He uses tape and straight edge, he is obsessed with color, he paints horizontal bands that stretch from edge to edge. Though crowds of local painters have employed the same devices, Zammitt owes no debt to the Washington Color School: His is West Coast art.
“Zammitt,” curator Jane Livingston writes rightly, “is a true child of Los Angeles esthetic of the last 15 years.”
Zammitt, who prepares each canvas with a dozen coats of primar, has what local artists call the “West Coast finish fetish.” He applies his colors as meticulously as any L.A. painter of lacquered custom cars. His pictures bring to mind not whim, but mathematics. Behind his color choices lie calculations as abstruse as those employed by aerospace engineers. Zammitt, like his fellow Californians Robert Irwin and Michael Asher, is almost scientifically concerned with the subtleties of perception. Nowhere in his pictures does one detect the ghost of abstract expressionism that haunted, in the ’60s, so much local art.
And Zammitt’s pictures, though abstract, even look like California. Sunsets on the deserts, the hues of the Pacific and the bright light and black shadows of sunny California are conjured by his art.
That sense of landscape is enhanced by the way he uses colors. In almost every picture the dark hues at the bottom, the earthy violet-blacks, pale as they rise, through complex gradations, to the light sky-tones above.

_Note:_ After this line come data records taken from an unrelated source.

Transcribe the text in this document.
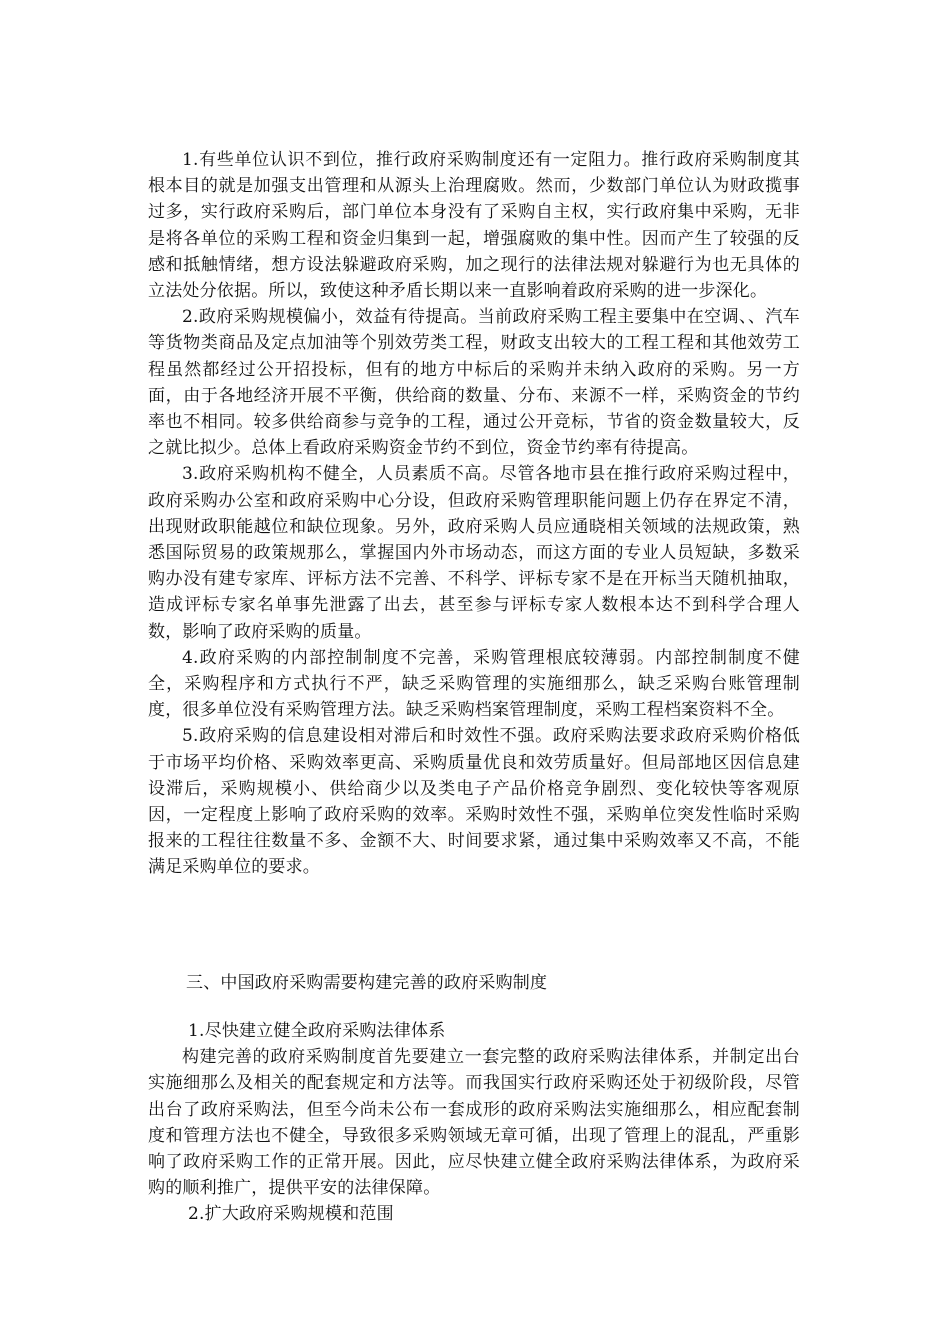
1.有些单位认识不到位，推行政府采购制度还有一定阻力。推行政府采购制度其根本目的就是加强支出管理和从源头上治理腐败。然而，少数部门单位认为财政揽事过多，实行政府采购后，部门单位本身没有了采购自主权，实行政府集中采购，无非是将各单位的采购工程和资金归集到一起，增强腐败的集中性。因而产生了较强的反感和抵触情绪，想方设法躲避政府采购，加之现行的法律法规对躲避行为也无具体的立法处分依据。所以，致使这种矛盾长期以来一直影响着政府采购的进一步深化。

2.政府采购规模偏小，效益有待提高。当前政府采购工程主要集中在空调、、汽车等货物类商品及定点加油等个别效劳类工程，财政支出较大的工程工程和其他效劳工程虽然都经过公开招投标，但有的地方中标后的采购并未纳入政府的采购。另一方面，由于各地经济开展不平衡，供给商的数量、分布、来源不一样，采购资金的节约率也不相同。较多供给商参与竞争的工程，通过公开竞标，节省的资金数量较大，反之就比拟少。总体上看政府采购资金节约不到位，资金节约率有待提高。

3.政府采购机构不健全，人员素质不高。尽管各地市县在推行政府采购过程中，政府采购办公室和政府采购中心分设，但政府采购管理职能问题上仍存在界定不清，出现财政职能越位和缺位现象。另外，政府采购人员应通晓相关领域的法规政策，熟悉国际贸易的政策规那么，掌握国内外市场动态，而这方面的专业人员短缺，多数采购办没有建专家库、评标方法不完善、不科学、评标专家不是在开标当天随机抽取，造成评标专家名单事先泄露了出去，甚至参与评标专家人数根本达不到科学合理人数，影响了政府采购的质量。

4.政府采购的内部控制制度不完善，采购管理根底较薄弱。内部控制制度不健全，采购程序和方式执行不严，缺乏采购管理的实施细那么，缺乏采购台账管理制度，很多单位没有采购管理方法。缺乏采购档案管理制度，采购工程档案资料不全。

5.政府采购的信息建设相对滞后和时效性不强。政府采购法要求政府采购价格低于市场平均价格、采购效率更高、采购质量优良和效劳质量好。但局部地区因信息建设滞后，采购规模小、供给商少以及类电子产品价格竞争剧烈、变化较快等客观原因，一定程度上影响了政府采购的效率。采购时效性不强，采购单位突发性临时采购报来的工程往往数量不多、金额不大、时间要求紧，通过集中采购效率又不高，不能满足采购单位的要求。

三、中国政府采购需要构建完善的政府采购制度

1.尽快建立健全政府采购法律体系

构建完善的政府采购制度首先要建立一套完整的政府采购法律体系，并制定出台实施细那么及相关的配套规定和方法等。而我国实行政府采购还处于初级阶段，尽管出台了政府采购法，但至今尚未公布一套成形的政府采购法实施细那么，相应配套制度和管理方法也不健全，导致很多采购领域无章可循，出现了管理上的混乱，严重影响了政府采购工作的正常开展。因此，应尽快建立健全政府采购法律体系，为政府采购的顺利推广，提供平安的法律保障。

2.扩大政府采购规模和范围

The paintings here evoke a peculiar sense of lift, of upward movement, that is, in part dependent on an optical illusion. Because each parallel band of color has a darker band below it, and a lighter one above, the bands look less like flat stripes than like the rounded slats of Venetian blinds.
Despite their ordered structures, Zammitt’s paintings seem to throw an eerie violet glow. He is a serious, skillful painter. His exhibition, the latest in a series sponsored by the National Endowment for the Arts and the SCM Corp., closes April 2.